We should note that there are some rogue ‘x’s in the swarm to the right, which ideally should only consist of fake clips. However, these rogue ‘x’s may or may not be false classifications. This can’t be known for sure because this 2-D image is trying to visualize the model’s representation, which in reality is around 300 dimensions. Therefore the human eye can not determine the dimensional space between the individual audio clips. For the sake of visualization, we use a UMAP dimension reduction algorithm to project the large dimension space into a conceivable 2 dimension visual. 

Also, the team is incorporating confidence into the model’s prediction. A model is able to speak for its own uncertainty on the validity of an audio clip, thereby allowing us to take less-confident predictions by the model less seriously.

Codecs
Earlier in the article, we mentioned that codecs can leave their own artifacts in the audio, causing encoded clips that were using some codec to be misclassified as real or fake. Below is an example of how prediction scores vary depending on the model’s training data. This sample model wasn’t trained on any codecs except MP3 clips in the training dataset.
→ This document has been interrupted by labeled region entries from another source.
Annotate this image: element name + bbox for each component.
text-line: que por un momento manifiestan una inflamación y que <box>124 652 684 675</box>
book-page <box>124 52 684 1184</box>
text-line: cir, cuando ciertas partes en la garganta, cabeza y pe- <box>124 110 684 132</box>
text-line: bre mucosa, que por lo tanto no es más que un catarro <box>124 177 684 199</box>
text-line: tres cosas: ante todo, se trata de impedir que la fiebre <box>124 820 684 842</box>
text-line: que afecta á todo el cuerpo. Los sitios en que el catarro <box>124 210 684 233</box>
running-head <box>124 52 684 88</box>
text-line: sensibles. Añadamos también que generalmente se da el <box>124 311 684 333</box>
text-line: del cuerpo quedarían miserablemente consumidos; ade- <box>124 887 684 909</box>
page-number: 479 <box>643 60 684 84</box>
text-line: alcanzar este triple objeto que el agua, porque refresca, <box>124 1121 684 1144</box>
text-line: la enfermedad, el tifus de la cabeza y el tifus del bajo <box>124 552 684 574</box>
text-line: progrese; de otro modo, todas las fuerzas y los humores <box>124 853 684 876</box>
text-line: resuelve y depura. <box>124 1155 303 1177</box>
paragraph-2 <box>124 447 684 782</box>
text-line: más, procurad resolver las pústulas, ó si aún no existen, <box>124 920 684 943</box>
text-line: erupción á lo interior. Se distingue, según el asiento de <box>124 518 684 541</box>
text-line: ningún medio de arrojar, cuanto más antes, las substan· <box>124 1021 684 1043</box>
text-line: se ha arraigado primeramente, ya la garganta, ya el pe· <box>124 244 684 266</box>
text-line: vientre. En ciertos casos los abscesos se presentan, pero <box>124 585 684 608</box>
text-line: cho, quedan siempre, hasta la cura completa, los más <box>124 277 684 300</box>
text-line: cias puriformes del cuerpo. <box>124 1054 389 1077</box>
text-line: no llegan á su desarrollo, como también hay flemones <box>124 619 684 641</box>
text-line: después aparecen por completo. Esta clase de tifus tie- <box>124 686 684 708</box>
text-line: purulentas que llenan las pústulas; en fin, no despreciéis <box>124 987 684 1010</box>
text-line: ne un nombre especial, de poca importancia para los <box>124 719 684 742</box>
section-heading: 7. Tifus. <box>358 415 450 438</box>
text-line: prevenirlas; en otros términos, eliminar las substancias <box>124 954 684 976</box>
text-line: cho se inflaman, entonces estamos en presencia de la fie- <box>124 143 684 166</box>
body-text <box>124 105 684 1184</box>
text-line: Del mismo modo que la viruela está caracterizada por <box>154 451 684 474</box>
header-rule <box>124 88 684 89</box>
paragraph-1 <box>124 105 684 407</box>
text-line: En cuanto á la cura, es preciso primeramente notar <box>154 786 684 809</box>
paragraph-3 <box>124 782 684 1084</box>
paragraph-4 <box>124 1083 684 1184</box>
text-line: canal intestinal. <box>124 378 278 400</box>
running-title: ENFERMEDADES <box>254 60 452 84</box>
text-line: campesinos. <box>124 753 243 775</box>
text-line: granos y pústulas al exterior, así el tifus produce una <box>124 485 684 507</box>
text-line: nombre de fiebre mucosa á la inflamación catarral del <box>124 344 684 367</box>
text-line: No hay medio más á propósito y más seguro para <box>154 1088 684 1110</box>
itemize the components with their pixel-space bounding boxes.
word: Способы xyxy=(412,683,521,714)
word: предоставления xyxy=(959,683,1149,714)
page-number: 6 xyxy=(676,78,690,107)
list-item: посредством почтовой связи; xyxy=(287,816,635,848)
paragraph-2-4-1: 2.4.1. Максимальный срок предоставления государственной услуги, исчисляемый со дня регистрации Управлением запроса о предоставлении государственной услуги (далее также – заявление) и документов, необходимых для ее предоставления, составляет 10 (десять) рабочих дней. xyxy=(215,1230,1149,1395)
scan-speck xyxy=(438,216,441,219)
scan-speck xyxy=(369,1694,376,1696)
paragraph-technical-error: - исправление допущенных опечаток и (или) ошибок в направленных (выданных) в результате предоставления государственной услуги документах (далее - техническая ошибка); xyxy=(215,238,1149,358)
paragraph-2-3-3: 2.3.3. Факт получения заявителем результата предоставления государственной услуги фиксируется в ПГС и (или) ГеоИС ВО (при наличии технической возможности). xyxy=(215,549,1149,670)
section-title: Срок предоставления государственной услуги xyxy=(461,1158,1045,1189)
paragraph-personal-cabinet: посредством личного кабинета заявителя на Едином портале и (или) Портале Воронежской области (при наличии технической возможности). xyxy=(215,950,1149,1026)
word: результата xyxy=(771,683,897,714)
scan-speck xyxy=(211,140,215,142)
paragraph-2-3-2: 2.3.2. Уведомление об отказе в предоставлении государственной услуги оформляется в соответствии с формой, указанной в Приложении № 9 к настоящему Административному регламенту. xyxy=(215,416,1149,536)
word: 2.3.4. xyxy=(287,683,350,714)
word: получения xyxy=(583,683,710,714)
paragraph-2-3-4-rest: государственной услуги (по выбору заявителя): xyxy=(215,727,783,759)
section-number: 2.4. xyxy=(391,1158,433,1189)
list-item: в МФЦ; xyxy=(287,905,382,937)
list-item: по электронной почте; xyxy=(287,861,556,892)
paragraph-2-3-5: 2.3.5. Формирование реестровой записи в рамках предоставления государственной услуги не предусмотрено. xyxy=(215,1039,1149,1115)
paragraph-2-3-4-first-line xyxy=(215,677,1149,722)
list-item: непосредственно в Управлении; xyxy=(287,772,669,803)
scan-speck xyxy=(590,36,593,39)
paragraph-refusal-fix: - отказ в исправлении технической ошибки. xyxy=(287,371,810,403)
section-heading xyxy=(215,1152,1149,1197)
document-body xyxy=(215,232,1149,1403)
We can see how the accuracy for detecting that a clip is bonafide falls from 80%+ for clips that had no codecs applied or just high/low-bitrate MP3 encodings, to less than 70% if the clip when clips are encoded with some kind of OGG/Vorbis encoding. This shows how a popularly used codec like OGG can make it hard for the model to know if the data is real or fake. In order to achieve 98% deepfake detection accuracy, Detect trains with codecs during the training stage. The codecs are applied to some batches of audio at random, regardless of whether the clip is real or fake. This is to help the internal representation learned by the model to learn to be more robust against codec-like conditions.

Effects of Different Codec on Test Model Trained Only on MP3

The chart reflects a test model’s accuracy against varying codecs after being trained solely on a small amount of MP3 data.

Future-Proofing The Auditory Landscape With Resemble Detect

As we venture further along in the AI era, the challenges surrounding deepfake deception increase, particularly in the domain of audio manipulation. Our ever-advancing technologies are a double-edged sword; they both facilitate and combat deception. However, with Resemble Detect, we have constructed an advanced and real-time API-ready solution that achieves a staggering 98% accuracy in identifying fake audio. This model transcends traditional methodologies, leveraging state-of-the-art deep learning techniques that “fight fire with fire,” so to speak—using AI to counteract the cunning capabilities of deepfakes.

Our foray into machine-learned audio representations and adaptive strategies to mitigate confounding factors such as codecs and background music places us on the cutting edge of this field. We continually adapt to the pace of innovation, understanding that in a rapidly evolving digital landscape, a passive stance is not an option. Moreover, our commitment to research and development ensures that our systems are poised to tackle the emerging variants of generative AI, thus offering a robust and future-proof line of defense for enterprises and individual users. As we advance, we aim to further refine our models, thereby contributing to a more secure and trustworthy auditory landscape.